История изобретения препарата «Крустозин» микробиолога Зинаиды Ермольевой, получившей титул «Мадам Пенициллин» от первооткрывателя этого действующего вещества Говарда Флори, прогремела на весь мир. И она, безусловно, того заслуживает: лекарство спасло от смертельных инфекций сотни тысяч раненых солдат Красной армии. «Крустозин», оказавшийся эффективнее зарубежного аналога, на 80% сократил смертность среди раненых и больных, спас тысячи солдат от ампутаций и инвалидности. То есть вернул их в строй.
В тени этого, безусловно, выдающегося достижения остались другие, не менее прорывные продукты отечественной фармакологии. В 1942 году микробиологи Института малярии и медицинской паразитологии Георгий Гаузе и Мария Бражникова получили препарат грамицидин С. Его и сейчас можно приобрести в любой аптеке в виде таблеток или спреев от боли в горле. В их составе – именно то действующее вещество, которое разработали во время Великой Отечественной войны.
Грамицидин эффективно подавлял рост стафилококков, стрептококков, пневмококков, возбудителей анаэробной инфекции. При его приеме практически не развивалась устойчивость патогенных микроорганизмов. А вот недостатком лекарства стала высокая токсичность, поэтому он мог применяться только наружно. Его наносили на тело раненых в виде пасты. Она не давало им погибнуть от гнойных инфекций, гангрены и ожогов, убивала опасные стрептококковые и стафилококковые бактерии.
«За кадром» остался и еще один научный подвиг. Выдающийся ученый Борис Александрович Кудряшов в годы войны создал препарат тромбин, способный быстро останавливать кровотечения.
Кудряшов синтезировал препарат, который показал удивительные результаты: кровь сворачивалась всего за 3–6 секунд. Осенью 1941 года средство было одобрено хирургической комиссией Наркомата обороны. Уже в апреле 1942 года первая промышленная партия стерильного тромбина была произведена в Москве и начала поступать на фронт. Препарат использовался при первичной обработке ран, хирургических операциях и перевязках.
Это открытие подтолкнуло Кудряшова к созданию другого лекарственного средства. Уже после войны он синтезировал первый отечественный препарат, растворяющий тромбы, – фибринолизин. Препарат спас тысячи жизней и открыл новые возможности для медицины, по сути, положил начало новой эры в лечении сердечно-сосудистых заболеваний.
Дышать полной грудью
Еще свежи в памяти воспоминания о ковидной пневмонии, когда кислородные установки спасали от неминуемой смерти тысячи пациентов.
А ведь производство жидкого кислорода в промышленных масштабах зародилось в годы Великой Отечественной войны. Он был необходим для медицины, для производства взрывчатки, для дальних полетов военных летчиков и для новых производств, которые разворачивались в тылу.
Решение этой задачи связано с именем выдающегося физика Петра Капицы. Он еще до войны занимался исследованиями в области низких температур и сверхтекучести гелия. Его работы в этой области стали фундаментом для создания уникальных установок, способных производить жидкий кислород в промышленных масштабах.
Когда началась война, Институт физических проблем, которым руководил Капица, был эвакуирован в Казань. Здесь уже в 1942 году была разработана и изготовлена первая турбокислородная установка, получившая название «Объект № 1». Ее производительность достигала 200 кг жидкого кислорода в час.

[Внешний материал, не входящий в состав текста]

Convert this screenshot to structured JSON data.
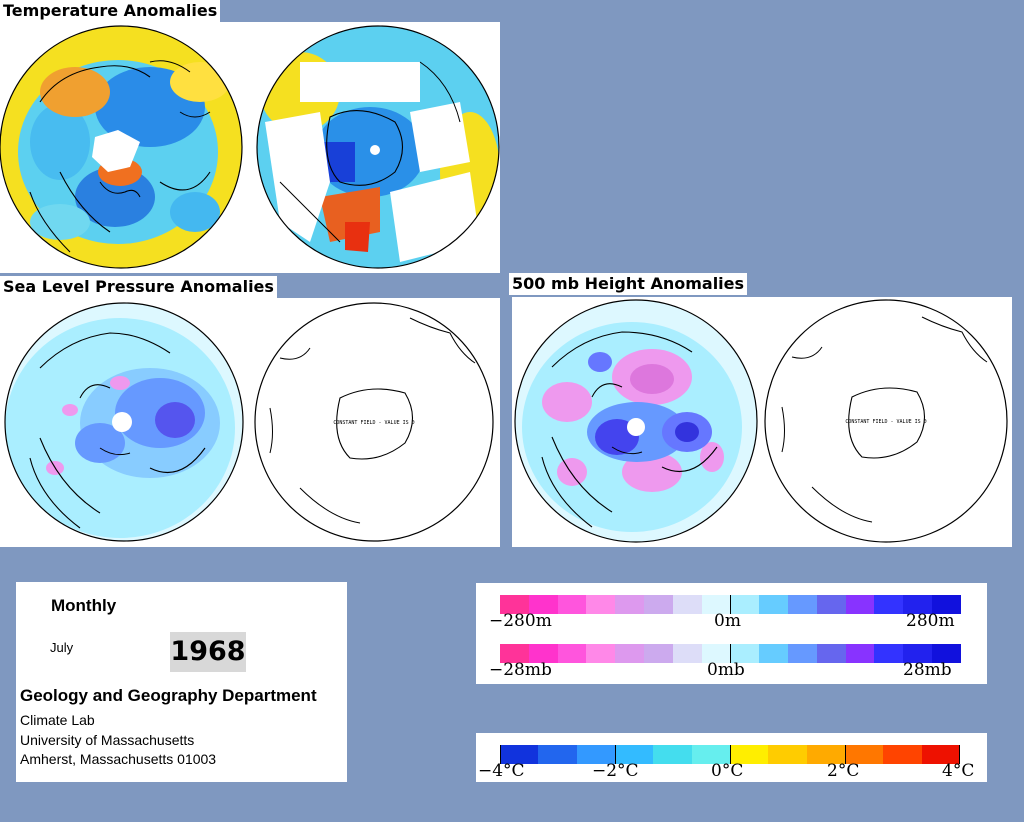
{
  "titles": {
    "temperature": "Temperature Anomalies",
    "slp": "Sea Level Pressure Anomalies",
    "height500": "500 mb Height Anomalies"
  },
  "maps": {
    "constant_field_note": "CONSTANT FIELD - VALUE IS 0"
  },
  "info": {
    "period": "Monthly",
    "month": "July",
    "year": "1968",
    "department": "Geology and Geography Department",
    "lab": "Climate Lab",
    "university": "University of Massachusetts",
    "address": "Amherst, Massachusetts 01003"
  },
  "legends": {
    "height_scale": {
      "min_label": "−280m",
      "mid_label": "0m",
      "max_label": "280m",
      "colors": [
        "#ff3399",
        "#ff33cc",
        "#ff55dd",
        "#ff88e8",
        "#dd99ee",
        "#ccaaee",
        "#ddddf8",
        "#ddf8ff",
        "#aaeeff",
        "#66ccff",
        "#6699ff",
        "#6666ee",
        "#8833ff",
        "#3333ff",
        "#2222ee",
        "#1111dd"
      ]
    },
    "pressure_scale": {
      "min_label": "−28mb",
      "mid_label": "0mb",
      "max_label": "28mb",
      "colors": [
        "#ff3399",
        "#ff33cc",
        "#ff55dd",
        "#ff88e8",
        "#dd99ee",
        "#ccaaee",
        "#ddddf8",
        "#ddf8ff",
        "#aaeeff",
        "#66ccff",
        "#6699ff",
        "#6666ee",
        "#8833ff",
        "#3333ff",
        "#2222ee",
        "#1111dd"
      ]
    },
    "temperature_scale": {
      "labels": [
        "−4°C",
        "−2°C",
        "0°C",
        "2°C",
        "4°C"
      ],
      "colors": [
        "#1133dd",
        "#2266ee",
        "#3399ff",
        "#33bbff",
        "#44ddee",
        "#66eeee",
        "#ffee00",
        "#ffcc00",
        "#ffaa00",
        "#ff7700",
        "#ff4400",
        "#ee1100"
      ]
    }
  }
}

В начале 1943 года установка была запущена в эксплуатацию, став настоящим прорывом для военной промышленности. В 1942 году началось проектирование более мощной установки. Производительность «Объекта № 2» была в десять раз выше, чем у первого. Эта установка стала самой мощной в мире.
Работы Капицы заложили основы для будущего развития криогенной техники. Его установки стали прообразом современных систем, которые сегодня используются в самых разных отраслях – от медицины до космической промышленности.
Лучше алюминия
Советский металлург Андрей Бочвар хорошо известен как один из участников советского атомного проекта. И гораздо меньше – как человек, в годы войны буквально поднявший в небо всю советскую авиацию. Бочвар создал уникальный, легкий и прочный сплав – цинковистый силумин, который экономил пятую часть дефицитного алюминия и не требовал энергоемкой закалки.
Силумин был легче стали, но при этом обладал высокой прочностью. Благодаря этому обеспечивал самолетам экономию топлива и увеличивал их грузоподъемность. Его текучесть позволяла создавать сложные детали, а устойчивость к коррозии делала его идеальным для использования в агрессивных средах, включая морскую воду.
Использование силумина позволило увеличить производство самолетов в несколько раз! Он нашел применение в самых разных отраслях. Например, его начали использовать в производстве танковых двигателей, а позже – в советском автопроме.
Проверено Сталиным
Еще одним материалом, спасавшим советскую авиации от острой нехватки алюминия во время войны, стала дельта-древесина – уникальный композит, созданный на основе формальдегидной смолы и армированный древесными волокнами.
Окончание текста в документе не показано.